Norman Wagoner, who has served in disaster relief for nearly 30 years, supervises the Oklahoma mud-out crew. Though he grew up a Methodist, he got involved in Southern Baptist missions work when he married a Baptist.
Oklahoma, along with Texas, was one of the first states to get involved in disaster relief as men’s ministry.
“It’s really rewarding” Wagoner said. “We just wanted to come over here and help these people with their flood and show the love of God.”

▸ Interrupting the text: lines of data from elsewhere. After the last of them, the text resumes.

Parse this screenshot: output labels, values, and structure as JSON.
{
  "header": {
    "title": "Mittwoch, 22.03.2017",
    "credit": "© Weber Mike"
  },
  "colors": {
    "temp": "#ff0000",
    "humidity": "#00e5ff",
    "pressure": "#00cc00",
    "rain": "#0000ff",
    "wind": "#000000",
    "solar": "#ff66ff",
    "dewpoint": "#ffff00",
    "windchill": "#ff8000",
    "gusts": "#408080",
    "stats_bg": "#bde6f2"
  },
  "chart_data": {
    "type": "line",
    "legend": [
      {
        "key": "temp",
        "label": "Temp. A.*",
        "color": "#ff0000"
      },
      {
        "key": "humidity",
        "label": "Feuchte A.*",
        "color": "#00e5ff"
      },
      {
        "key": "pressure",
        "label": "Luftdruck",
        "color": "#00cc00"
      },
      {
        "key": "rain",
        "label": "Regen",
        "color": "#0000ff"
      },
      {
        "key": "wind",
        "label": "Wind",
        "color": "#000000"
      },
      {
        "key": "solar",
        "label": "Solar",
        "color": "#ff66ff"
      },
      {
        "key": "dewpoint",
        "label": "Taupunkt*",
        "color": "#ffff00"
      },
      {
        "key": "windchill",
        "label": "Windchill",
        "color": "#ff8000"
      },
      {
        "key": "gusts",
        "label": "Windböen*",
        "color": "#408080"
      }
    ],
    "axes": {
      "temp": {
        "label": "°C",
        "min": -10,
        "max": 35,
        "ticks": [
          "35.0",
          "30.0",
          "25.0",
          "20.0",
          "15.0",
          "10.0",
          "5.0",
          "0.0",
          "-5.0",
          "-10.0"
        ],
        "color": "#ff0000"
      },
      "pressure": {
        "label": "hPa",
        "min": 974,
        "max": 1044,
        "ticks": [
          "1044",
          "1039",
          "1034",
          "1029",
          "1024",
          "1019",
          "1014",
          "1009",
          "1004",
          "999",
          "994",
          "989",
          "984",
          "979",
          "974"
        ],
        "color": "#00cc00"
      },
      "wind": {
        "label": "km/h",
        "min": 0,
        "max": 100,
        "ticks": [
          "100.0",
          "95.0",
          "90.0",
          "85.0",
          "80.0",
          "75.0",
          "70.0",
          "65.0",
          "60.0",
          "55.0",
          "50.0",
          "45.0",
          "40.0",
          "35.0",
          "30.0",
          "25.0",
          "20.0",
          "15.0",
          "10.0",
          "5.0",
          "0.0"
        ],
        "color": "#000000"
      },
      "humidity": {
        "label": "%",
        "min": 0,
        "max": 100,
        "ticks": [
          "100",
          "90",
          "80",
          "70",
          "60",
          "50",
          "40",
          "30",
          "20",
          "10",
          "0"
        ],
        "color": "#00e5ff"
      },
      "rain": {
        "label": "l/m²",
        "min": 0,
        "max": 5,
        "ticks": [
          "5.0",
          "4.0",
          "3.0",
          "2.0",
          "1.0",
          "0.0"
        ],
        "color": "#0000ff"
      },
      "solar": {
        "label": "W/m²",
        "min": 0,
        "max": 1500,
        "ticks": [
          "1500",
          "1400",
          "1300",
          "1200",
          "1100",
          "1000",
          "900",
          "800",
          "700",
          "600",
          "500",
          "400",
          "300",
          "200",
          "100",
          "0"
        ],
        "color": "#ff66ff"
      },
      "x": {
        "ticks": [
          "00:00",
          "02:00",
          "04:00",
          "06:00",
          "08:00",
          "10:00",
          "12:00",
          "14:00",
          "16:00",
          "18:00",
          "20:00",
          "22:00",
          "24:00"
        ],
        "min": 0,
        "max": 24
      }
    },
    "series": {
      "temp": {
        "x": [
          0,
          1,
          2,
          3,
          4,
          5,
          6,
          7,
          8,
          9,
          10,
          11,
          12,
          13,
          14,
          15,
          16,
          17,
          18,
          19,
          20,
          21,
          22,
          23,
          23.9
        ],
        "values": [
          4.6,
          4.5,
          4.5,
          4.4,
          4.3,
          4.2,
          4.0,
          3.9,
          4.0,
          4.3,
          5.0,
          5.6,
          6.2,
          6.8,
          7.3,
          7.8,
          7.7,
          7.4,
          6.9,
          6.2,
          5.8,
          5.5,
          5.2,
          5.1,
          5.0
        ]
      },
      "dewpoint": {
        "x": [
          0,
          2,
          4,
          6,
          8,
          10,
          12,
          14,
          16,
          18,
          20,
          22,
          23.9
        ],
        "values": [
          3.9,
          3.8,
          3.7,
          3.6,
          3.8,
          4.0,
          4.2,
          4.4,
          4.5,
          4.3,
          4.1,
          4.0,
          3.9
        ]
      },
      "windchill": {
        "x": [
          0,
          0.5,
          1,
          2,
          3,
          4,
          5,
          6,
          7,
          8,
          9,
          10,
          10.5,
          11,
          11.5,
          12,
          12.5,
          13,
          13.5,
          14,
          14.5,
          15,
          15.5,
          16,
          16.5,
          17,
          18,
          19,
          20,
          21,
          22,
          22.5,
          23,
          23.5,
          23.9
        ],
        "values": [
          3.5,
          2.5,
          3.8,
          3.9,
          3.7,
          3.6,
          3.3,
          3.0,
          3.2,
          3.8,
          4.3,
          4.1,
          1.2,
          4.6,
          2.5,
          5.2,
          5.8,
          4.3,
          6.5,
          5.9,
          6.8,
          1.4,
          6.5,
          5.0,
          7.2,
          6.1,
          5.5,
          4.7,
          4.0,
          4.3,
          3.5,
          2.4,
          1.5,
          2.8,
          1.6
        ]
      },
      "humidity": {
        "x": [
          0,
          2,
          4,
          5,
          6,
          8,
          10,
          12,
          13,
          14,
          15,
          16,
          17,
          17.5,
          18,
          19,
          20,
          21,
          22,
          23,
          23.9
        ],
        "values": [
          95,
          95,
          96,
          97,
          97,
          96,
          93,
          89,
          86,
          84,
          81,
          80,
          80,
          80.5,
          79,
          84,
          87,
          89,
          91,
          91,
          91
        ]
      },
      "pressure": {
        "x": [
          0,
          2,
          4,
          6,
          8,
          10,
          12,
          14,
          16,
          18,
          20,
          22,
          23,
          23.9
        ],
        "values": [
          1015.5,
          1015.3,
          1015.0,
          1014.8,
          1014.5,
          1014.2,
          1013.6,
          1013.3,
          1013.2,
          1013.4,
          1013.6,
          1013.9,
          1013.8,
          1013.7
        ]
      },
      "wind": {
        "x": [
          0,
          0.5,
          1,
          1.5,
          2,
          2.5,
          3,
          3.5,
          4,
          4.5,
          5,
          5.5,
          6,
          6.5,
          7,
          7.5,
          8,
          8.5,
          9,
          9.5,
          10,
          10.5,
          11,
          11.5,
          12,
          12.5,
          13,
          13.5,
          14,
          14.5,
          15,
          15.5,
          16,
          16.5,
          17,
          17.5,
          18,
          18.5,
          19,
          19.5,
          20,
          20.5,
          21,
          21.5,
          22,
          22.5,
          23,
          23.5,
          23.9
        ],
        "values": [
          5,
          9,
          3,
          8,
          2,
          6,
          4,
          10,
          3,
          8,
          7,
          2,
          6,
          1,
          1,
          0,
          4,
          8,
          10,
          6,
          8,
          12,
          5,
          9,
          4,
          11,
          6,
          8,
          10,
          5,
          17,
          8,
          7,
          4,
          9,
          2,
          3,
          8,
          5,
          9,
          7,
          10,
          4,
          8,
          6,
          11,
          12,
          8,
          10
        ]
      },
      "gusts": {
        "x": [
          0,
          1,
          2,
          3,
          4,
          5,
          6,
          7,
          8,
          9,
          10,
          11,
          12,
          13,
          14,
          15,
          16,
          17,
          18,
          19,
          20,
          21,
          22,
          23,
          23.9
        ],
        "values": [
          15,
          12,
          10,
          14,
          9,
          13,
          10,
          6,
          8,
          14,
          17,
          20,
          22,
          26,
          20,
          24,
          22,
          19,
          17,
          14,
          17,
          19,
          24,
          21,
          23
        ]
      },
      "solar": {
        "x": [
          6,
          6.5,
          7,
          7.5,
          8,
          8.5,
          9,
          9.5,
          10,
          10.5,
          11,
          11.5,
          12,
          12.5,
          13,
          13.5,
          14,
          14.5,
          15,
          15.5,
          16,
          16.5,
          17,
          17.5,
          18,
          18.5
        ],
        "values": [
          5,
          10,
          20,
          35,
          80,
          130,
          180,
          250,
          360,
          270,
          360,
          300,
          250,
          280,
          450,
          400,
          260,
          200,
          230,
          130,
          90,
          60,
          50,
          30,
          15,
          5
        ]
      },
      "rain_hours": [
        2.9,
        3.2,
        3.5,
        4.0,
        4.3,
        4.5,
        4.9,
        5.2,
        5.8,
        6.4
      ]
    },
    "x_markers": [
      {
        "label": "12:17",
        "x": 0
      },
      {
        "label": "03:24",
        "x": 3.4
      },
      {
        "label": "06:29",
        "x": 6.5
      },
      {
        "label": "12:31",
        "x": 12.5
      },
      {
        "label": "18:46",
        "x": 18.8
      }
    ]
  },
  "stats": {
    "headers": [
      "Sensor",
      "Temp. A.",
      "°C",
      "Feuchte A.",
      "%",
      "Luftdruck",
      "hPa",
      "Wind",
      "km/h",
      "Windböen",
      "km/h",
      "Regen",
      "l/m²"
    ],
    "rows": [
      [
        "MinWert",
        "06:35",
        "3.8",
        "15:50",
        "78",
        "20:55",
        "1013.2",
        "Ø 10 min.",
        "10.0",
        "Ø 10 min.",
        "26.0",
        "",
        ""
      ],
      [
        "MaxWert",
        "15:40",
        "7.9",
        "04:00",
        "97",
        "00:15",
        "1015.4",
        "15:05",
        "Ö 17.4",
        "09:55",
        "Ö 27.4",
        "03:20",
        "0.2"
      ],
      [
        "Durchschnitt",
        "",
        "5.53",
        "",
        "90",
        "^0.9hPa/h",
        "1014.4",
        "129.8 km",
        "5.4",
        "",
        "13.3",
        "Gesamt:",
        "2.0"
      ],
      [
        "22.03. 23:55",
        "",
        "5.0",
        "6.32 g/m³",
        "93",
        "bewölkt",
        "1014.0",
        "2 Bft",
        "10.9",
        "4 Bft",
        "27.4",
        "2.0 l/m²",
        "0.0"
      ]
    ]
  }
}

At the city hall at noon, women from the fire department auxiliary in Lamont passed out sandwiches, salads, chips, drinks and dessert for the disaster relief workers. Some of the workers from South Carolina, who also are volunteer fire department members, mentioned that they liked the fire department T-shirts the women were wearing. Within a few minutes, a box was broken open and several Lamont Fire Department T-shirts were given out as gifts to the relief workers from a grateful community.
In the evening a roast beef dinner was planned in the town community center on Main Street. A “roast beef sundae” included roast beef, mashed potatoes, bread, gravy and a cherry tomato on top. Salads and plenty of cold lemonade also were served. Amid the Iowa hospitality, the townsfolk profusely thanked the Southern Baptists who had come to help.
(EDITOR’S NOTE — Nations is editor of the Iowa Baptist newspaper.)